Selanjutnya kita dianjurkan pula untuk lebih memperhatikan orang-orang miskin yang menjaga diri dan memelihara kehormatan. Sesuai hadits:

"Orang miskin itu bukanlah mereka yang berkeliling minta-minta agar diberi sesuap dua suap nasi, satu dua biji kurma, tapi orang miskin itu ialah mereka yang hidupnya tidak berkecukupan kemudian diberi sedekah, dan merekapun tidak pergi meminta-minta pada orang" (Bukhari Muslim)

Fakir miskin hendaklah diberikan harta zakat yang mencukupi kebutuhannya sampai dia bisa menghilangkan kefakirannya. Bagi yang mampu bekerja hendaknya diberikan peralatan dan lapangan pekerjaan. Sedangkan bagi yang tidak mampu lagi bekerja (orang jompo, cacat fisik), hendaknya disantuni seumur hidupnya dari harta zakat.

Maka jelaslah bahwa tujuan zakat bukanlah memberi orang miskin satu atau dua dirham, tapi maksudnya ialah memberikan tingkat hidup yang layak.

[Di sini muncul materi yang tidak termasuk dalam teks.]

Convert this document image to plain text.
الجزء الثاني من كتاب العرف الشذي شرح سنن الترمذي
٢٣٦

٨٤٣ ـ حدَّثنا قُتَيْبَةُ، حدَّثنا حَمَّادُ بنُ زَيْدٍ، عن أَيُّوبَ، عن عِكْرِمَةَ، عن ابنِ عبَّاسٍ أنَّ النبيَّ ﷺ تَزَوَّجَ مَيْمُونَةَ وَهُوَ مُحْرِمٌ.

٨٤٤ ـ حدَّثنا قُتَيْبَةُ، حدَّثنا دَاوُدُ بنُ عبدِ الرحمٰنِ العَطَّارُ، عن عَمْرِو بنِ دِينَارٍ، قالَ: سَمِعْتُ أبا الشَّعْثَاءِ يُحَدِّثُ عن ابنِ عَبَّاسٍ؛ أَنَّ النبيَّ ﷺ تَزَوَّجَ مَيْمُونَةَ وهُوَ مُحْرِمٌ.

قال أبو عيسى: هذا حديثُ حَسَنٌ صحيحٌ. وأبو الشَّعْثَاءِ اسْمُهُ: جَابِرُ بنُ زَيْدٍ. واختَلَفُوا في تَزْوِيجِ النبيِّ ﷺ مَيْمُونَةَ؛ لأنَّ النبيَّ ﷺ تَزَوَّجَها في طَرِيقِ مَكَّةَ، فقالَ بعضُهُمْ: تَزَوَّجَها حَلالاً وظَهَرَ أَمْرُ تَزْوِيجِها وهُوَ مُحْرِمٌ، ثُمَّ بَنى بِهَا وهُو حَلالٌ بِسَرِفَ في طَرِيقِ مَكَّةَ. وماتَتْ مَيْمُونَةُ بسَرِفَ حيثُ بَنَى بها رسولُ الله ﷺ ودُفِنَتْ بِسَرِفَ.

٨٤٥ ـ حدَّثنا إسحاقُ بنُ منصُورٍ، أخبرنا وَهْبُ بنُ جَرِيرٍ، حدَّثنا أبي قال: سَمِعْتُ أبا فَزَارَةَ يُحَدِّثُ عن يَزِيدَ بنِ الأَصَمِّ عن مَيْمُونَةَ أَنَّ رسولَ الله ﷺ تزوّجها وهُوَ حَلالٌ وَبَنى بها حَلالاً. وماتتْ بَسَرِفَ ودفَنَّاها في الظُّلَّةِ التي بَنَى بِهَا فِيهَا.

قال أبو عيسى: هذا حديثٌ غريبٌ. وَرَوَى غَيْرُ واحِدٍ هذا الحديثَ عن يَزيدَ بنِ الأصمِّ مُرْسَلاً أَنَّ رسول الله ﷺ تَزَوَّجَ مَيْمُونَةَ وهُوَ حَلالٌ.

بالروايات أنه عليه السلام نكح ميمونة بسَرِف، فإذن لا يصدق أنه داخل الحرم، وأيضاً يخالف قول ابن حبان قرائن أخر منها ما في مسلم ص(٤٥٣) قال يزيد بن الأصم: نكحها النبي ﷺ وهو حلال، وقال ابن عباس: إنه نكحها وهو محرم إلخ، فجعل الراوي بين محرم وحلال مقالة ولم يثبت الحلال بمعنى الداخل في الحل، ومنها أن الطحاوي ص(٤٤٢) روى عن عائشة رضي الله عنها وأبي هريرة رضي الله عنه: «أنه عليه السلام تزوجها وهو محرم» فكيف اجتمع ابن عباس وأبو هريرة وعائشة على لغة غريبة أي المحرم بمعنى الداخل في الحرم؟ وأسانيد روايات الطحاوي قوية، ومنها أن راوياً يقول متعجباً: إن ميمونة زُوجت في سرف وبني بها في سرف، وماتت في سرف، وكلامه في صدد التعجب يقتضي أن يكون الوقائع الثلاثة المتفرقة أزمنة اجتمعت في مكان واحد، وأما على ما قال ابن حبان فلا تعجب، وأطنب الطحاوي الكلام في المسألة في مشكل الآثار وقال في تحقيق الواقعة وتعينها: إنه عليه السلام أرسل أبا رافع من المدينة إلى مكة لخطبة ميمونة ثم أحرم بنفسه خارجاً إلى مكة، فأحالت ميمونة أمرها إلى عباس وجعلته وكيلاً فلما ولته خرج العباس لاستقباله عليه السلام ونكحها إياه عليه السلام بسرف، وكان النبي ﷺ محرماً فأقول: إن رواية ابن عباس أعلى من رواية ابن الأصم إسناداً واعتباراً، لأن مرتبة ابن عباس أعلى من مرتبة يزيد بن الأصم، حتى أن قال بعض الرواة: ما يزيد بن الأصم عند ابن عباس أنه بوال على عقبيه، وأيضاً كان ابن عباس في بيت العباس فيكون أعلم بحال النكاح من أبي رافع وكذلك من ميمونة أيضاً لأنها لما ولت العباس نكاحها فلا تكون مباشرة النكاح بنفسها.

Layak sebagai manusia yang didudukan Allah sebagai khalifah di bumi, dan layak sebagai Muslim yang telah masuk ke dalam agama keadilan dan kebaikan, yang telah masuk ke dalam ummat pilihan dari kalangan manusia.

Tingkat hidup minimal bagi seseorang ialah dapat memenuhi makan dan minum yang layak untuk diri dan keluarganya, demikian pula pakaian untuk musim dingin dan musim panas, juga mencakup tempat tinggal dan keperluan-keperluan pokok lainnya baik untuk diri dan tanggungannya.

Wah, tentunya banyak sekali harta zakat yang harus dikumpulkan, sementara ini ummat Islam, ambil contoh di Indonesia, masih sangat minim dalam menunaikan kewajiban ini.

AMIL ZAKAT

Amil merupakan sasaran berikutnya setelah fakir miskin (9:60). Amil adalah mereka yang melaksanakan segala kegiatan urusan zakat, dimana Allah menyediakan upah bagi mereka dari harta zakat sebagai imbalan.

Dimasukkannya amil sebagai asnaf menunjukkan bahwa zakat dalam islam bukanlah suatu tugas yang hanya diberikan kepada seseorang (individual), tapi merupakan tugas jamaah (bahkan menjadi tugas negara). Zakat punya anggaran khusus yang dikeluarkan daripadanya untuk gaji para pelaksananya.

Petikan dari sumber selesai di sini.